Image by laurasmoncur This is the first installment of the “Shah Training is Not Bodybuilding” series. The name is lame, sorry. And I’m not trying to say that there is anything wrong with bodybuilding. I’m just saying that we’re a little different here. And by different, I mean that the Shah Training philosophy is best suitable for the beginner, or average trainee.
The issue that I have with bodybuilding, if you can even call it an issue, is that the average beginner will start off with a split-body program. You have 120lbers telling you that they train their arms 3 times a week, their chest twice a week, and their legs once a week. There is a BIG problem with that.
It all Started with a Debate
I once had a very “heated” but nice debate with my cousin one time on the phone. It all started when he started talking about how much weight he was using and how much muscle he’d gained on a training program that I did not prescribe to him. I basically started out by saying something like, “Why the hell are you following a split training program?”
After that, we went back and forth on the topic until he stated one thing that still stick out in the back of my head:
“Well, if I’m getting results with what I’m doing, how do you expect me to believe that full body is better?”
I responded: “Because I’m the expert.” That’s almost like saying, “Because I said so.”
Whatever Goes Up Must Come Down
People come back to me and say, “Oh I put on 10 lbs of muscle real quick, but then I stopped eating and I dropped like 8 lbs.” Well duh!
Bodybuilding has something we call “Bulking” and “Cutting” phases. A bulking phase is where you eat a whole lot of food, don’t do any cardio and let yourself get fat just so that you can weigh more on the scale. And then you cut, meaning that you do a ton of cardio, severely restrict calories, so that you can reveal your six pack abs.
I read somewhere that “almost anything will work with bodybuilders because we’re such a dedicated group of individuals.”
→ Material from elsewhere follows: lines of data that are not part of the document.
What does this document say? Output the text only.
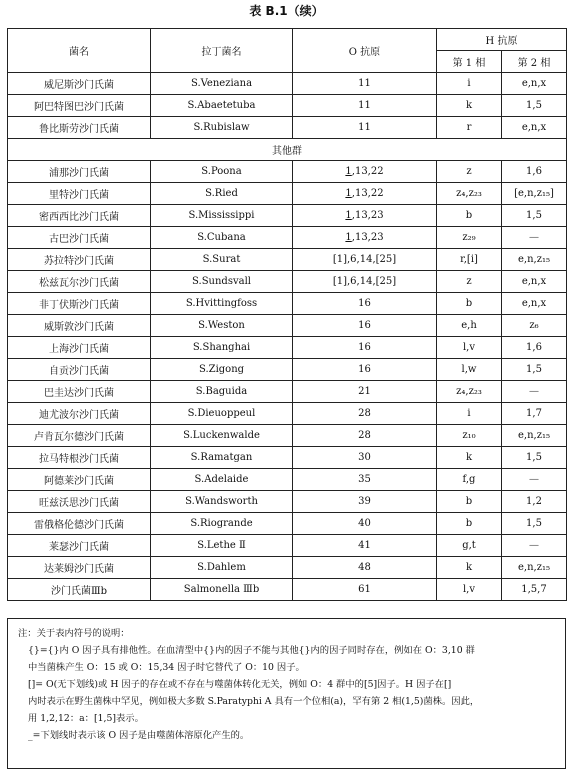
表 B.1（续）
菌名	拉丁菌名	O 抗原	H 抗原	
			第 1 相	第 2 相
威尼斯沙门氏菌	S.Veneziana	11	i	e,n,x
阿巴特图巴沙门氏菌	S.Abaetetuba	11	k	1,5
鲁比斯劳沙门氏菌	S.Rubislaw	11	r	e,n,x
其他群				
浦那沙门氏菌	S.Poona	1,13,22	z	1,6
里特沙门氏菌	S.Ried	1,13,22	z₄,z₂₃	[e,n,z₁₅]
密西西比沙门氏菌	S.Mississippi	1,13,23	b	1,5
古巴沙门氏菌	S.Cubana	1,13,23	z₂₉	—
苏拉特沙门氏菌	S.Surat	[1],6,14,[25]	r,[i]	e,n,z₁₅
松兹瓦尔沙门氏菌	S.Sundsvall	[1],6,14,[25]	z	e,n,x
非丁伏斯沙门氏菌	S.Hvittingfoss	16	b	e,n,x
威斯敦沙门氏菌	S.Weston	16	e,h	z₆
上海沙门氏菌	S.Shanghai	16	l,v	1,6
自贡沙门氏菌	S.Zigong	16	l,w	1,5
巴圭达沙门氏菌	S.Baguida	21	z₄,z₂₃	—
迪尤波尔沙门氏菌	S.Dieuoppeul	28	i	1,7
卢肯瓦尔德沙门氏菌	S.Luckenwalde	28	z₁₀	e,n,z₁₅
拉马特根沙门氏菌	S.Ramatgan	30	k	1,5
阿德莱沙门氏菌	S.Adelaide	35	f,g	—
旺兹沃思沙门氏菌	S.Wandsworth	39	b	1,2
雷俄格伦德沙门氏菌	S.Riogrande	40	b	1,5
莱瑟沙门氏菌	S.Lethe Ⅱ	41	g,t	—
达莱姆沙门氏菌	S.Dahlem	48	k	e,n,z₁₅
沙门氏菌Ⅲb	Salmonella Ⅲb	61	l,v	1,5,7
注：关于表内符号的说明：
{}={}内 O 因子具有排他性。在血清型中{}内的因子不能与其他{}内的因子同时存在，例如在 O：3,10 群
中当菌株产生 O：15 或 O：15,34 因子时它替代了 O：10 因子。
[]= O(无下划线)或 H 因子的存在或不存在与噬菌体转化无关，例如 O：4 群中的[5]因子。H 因子在[]
内时表示在野生菌株中罕见，例如极大多数 S.Paratyphi A 具有一个位相(a)，罕有第 2 相(1,5)菌株。因此，
用 1,2,12：a：[1,5]表示。
_=下划线时表示该 O 因子是由噬菌体溶原化产生的。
That’s true. I respect bodybuilders because of their dedication. I do believe that they are border line insane to be sacrificing so much 6 months out of the year just so they can don some Speedos and stand up on stage with a whole bunch of half-naked guys for some prize money they may not even win. But hey, the rest of the world are not bodybuilders and you need to realize that.
Follow a Long-Term Approach
- I recently gave this example VIA Facebook to one of my readers: “I have cousins who stay super ripped but they only weight 120lbs. I tell them they should probably stay on a mass gain cycle for about 5-6 years to really build a solid base. THink about it, if you put on 30 lbs of mass over 6 years, so lets say you’re 198 6 years from now, and then you try to drop fat (given that your bf% isn’t above 15), then you’ll look amazing at say, 183-185lbs.”
Do you see what I’m saying here? Take a long-term approach to both muscle gain and fat loss and you’ll be more satisfied in the long run. If my friend were to go from 120 to 125 in a month, can you imagine how much he’d have to eat and train for that five pounds of muscle?
We don’t realize how much our body hates change. If we “shock” it too much, then it’s going to think that there’s something wrong. There is some sort of “danger” there and it’ll adapt for a short period of time. But when things go back to “normal” and when we start to eat normal, then our body goes back to normal. Back to 120lbs.
Based on Experience
- I’ll give you guys one last example: 17 months ago, I was overweight at 25% bodyfat. I was addicted to Taco Bell, Starbucks, and Soda. I no longer have any cravings for those three things now. If I said to myself, “oh for 12 weeks I’m just going to stop all junk food,” then I’m giving myself a reason to get in shape, but then also a way to get out of shape. Do you see what I’m saying?
I want to hear your own stories. What experiences have you had with trying to put on muscle and lose fat? What I want to know is which method worked for you? A long-term approach, or a short-term approach?